Chrysler's Belvidere Assembly and Stamping Plant
This plant, which is right off Route 90 and Route 20 in Illinois, built nearly a million Neons from through to February 1998. Its first product, starting in 1965, was the full-sized Plymouth Fury
and Dodge Monaco
wagons. After the Neon, it made the Dodge Caliber, Jeep Patriot, Jeep Compass, Dodge Dart, and (currently) the Jeep Cherokee.
The plant was named after the city it was in, with no relation to the Belvidere car, which was reportedly named after the hotel. It made rear wheel drive cars until 1977; after that, it switched to making L-body cars, including the Horizon, Omni, O24, TC3, Charger, Turismo, and Duster. A single year after Chrysler's cheapest models left the plant, the corporation's priciest cars moved in: the Imperial, Fifth Avenue, New Yorker, and Dynasty. They were succeeded again by the corporation's least expensive car, the Neon, which was replaced by the entry-level Caliber, Compass, and Patriot.
When making Omnis and Horizons, the Belvidere plant used Simca
engines (designed while under Chrysler ownership); these were built in Poissy, France, tested in Paris, and shipped to Belvidere, where they were "dressed" with a carburetor and accessories and installed in the L-bodies.

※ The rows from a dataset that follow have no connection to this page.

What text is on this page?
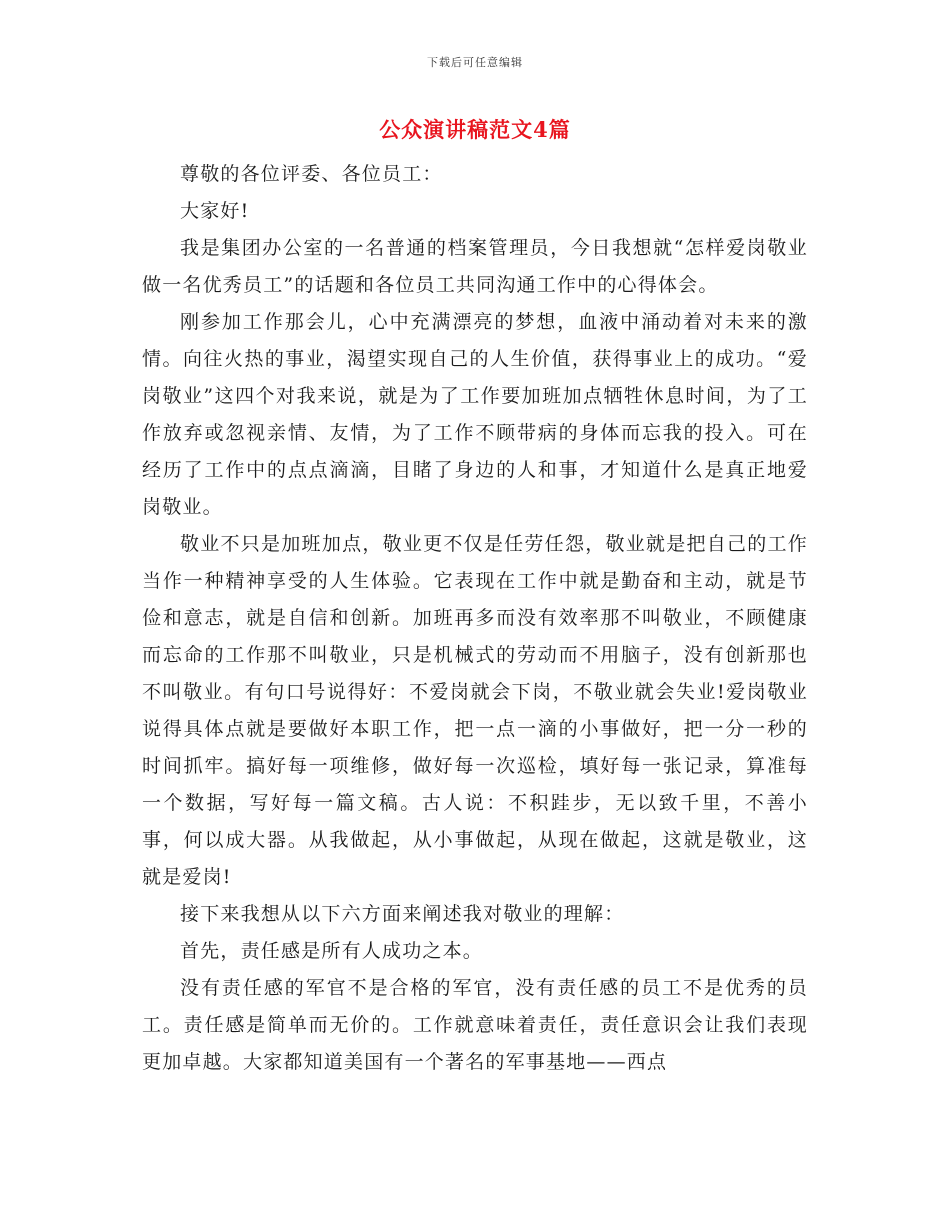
下载后可任意编辑
公众演讲稿范文4篇

尊敬的各位评委、各位员工：

大家好!

我是集团办公室的一名普通的档案管理员，今日我想就“怎样爱岗敬业做一名优秀员工”的话题和各位员工共同沟通工作中的心得体会。

刚参加工作那会儿，心中充满漂亮的梦想，血液中涌动着对未来的激情。向往火热的事业，渴望实现自己的人生价值，获得事业上的成功。“爱岗敬业”这四个对我来说，就是为了工作要加班加点牺牲休息时间，为了工作放弃或忽视亲情、友情，为了工作不顾带病的身体而忘我的投入。可在经历了工作中的点点滴滴，目睹了身边的人和事，才知道什么是真正地爱岗敬业。

敬业不只是加班加点，敬业更不仅是任劳任怨，敬业就是把自己的工作当作一种精神享受的人生体验。它表现在工作中就是勤奋和主动，就是节俭和意志，就是自信和创新。加班再多而没有效率那不叫敬业，不顾健康而忘命的工作那不叫敬业，只是机械式的劳动而不用脑子，没有创新那也不叫敬业。有句口号说得好：不爱岗就会下岗，不敬业就会失业!爱岗敬业说得具体点就是要做好本职工作，把一点一滴的小事做好，把一分一秒的时间抓牢。搞好每一项维修，做好每一次巡检，填好每一张记录，算准每一个数据，写好每一篇文稿。古人说：不积跬步，无以致千里，不善小事，何以成大器。从我做起，从小事做起，从现在做起，这就是敬业，这就是爱岗!

接下来我想从以下六方面来阐述我对敬业的理解：

首先，责任感是所有人成功之本。

没有责任感的军官不是合格的军官，没有责任感的员工不是优秀的员工。责任感是简单而无价的。工作就意味着责任，责任意识会让我们表现更加卓越。大家都知道美国有一个著名的军事基地——西点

Employees from the Belvidere Assembly Plant took part in a 90-day, one-million mile Neon ride-and-drive verification program that began in September 1993. One hundred volunteer assembly workers rotated through 50 cars every day - in two eight-hour shifts - over a variety of road conditions. The goal was to put at least 12,000 miles on most of the cars, up to 36,000 miles on as many as possible and 100,000 miles on at least two of them, and to find what would fail.
|Horizon / Omni ||1977-87|
|O24, TC3, Charger, Turismo, Duster||1979-1987|
|Dynasty/New Yorker/Imperial/Fifth Avenue||1988-1993|
|Caliber, Compass, Patriot||2006-??|
In late 1993, Belvidere had 3.3 million square feet of floor space covering 280 acres. The plant began Neon production on November 10, 1993, with numerous manufacturing firsts
. 3,250 hourly and 250 salaried employees were on staff, with an average age of 48 years and 23 years average length of service; their combined payroll was $231 million in 1992, when they built 125,000 cars. At the time, 380 robots were used; the plant had built 5.9 million vehicles before starting on the Neon.
Production of the Dodge, Plymouth and internationally-sold Chrysler Neons began in November 1993. The plant employed 3,480 people and produced approximately 1,064 Neons daily. Neons were also made in Toluca, Mexico.
With the Neon, Chrysler's Belvidere satellite fascia plant was designed and supported by the Davidson division of Textron. Numerous supplier suggestions resulted in savings of millions of dollars in Neon production; these are detailed in our SCORE page
Before the Neon went into production, a team of manufacturing, engineering,
and procurement people visited key suppliers to make sure they were ready to launch. A materials management work team was set up; they replaced the cardboard boxes originally used to receive parts with reusable plastic containers that were shipped back to suppliers when emptied. Overall, the plant eliminated 95% of the waste materials, reducing environmental impact and saving the plant hundreds of thousands of dollars over time. Parts were also less likely to be damaged in transit.
The "Checkerboard Square" set up at Belvidere
let the manufacturing engineers figure out the ergonomics and technical issues surrounding construction of new cars in advance, at a much lower cost than planning it out on computer models, building, and then moving things around as needed. Chrysler can get over manufacturing hurdles before ordering tooling, and before shutting down a factory for changeover to a new model.
In December 1997, a new $45 million Verson Type A+ stamping press began operation at the satellite stamping facility which adjoins the main assembly plant. In summer 1997, a new $45 million Powder Anti-Chip paint system was added.
The Verson Type A+ stamping press was the largest manufactured in the United States. Installing the press, which was the size of 12 locomotives, required an additional 60,000 square feet to the plant at a cost of $10 million. Initially, the new press was used for stamping front and rear Neon doors; it was to be used later for stamping full side-aperatures and fenders for a different model.
The Powder Anti-Chip paint system allowed for improved chip resistance, durability, and overall quality and finish on all vehicles produced at the Belvidere plant. A building addition of 72,000 square feet was required for the $45 million investment that upgraded Belvidere's paint system to state-of-the-art paint technology. This process, coupled with the water-borne base coat system already in place, made Belvidere one of the most environmentally-friendly automobile plants in the nation, at the time. These new paint processes have greatly reduced the VOC (volatile organic compounds) emissions and waste by-products associated with earlier paint systems.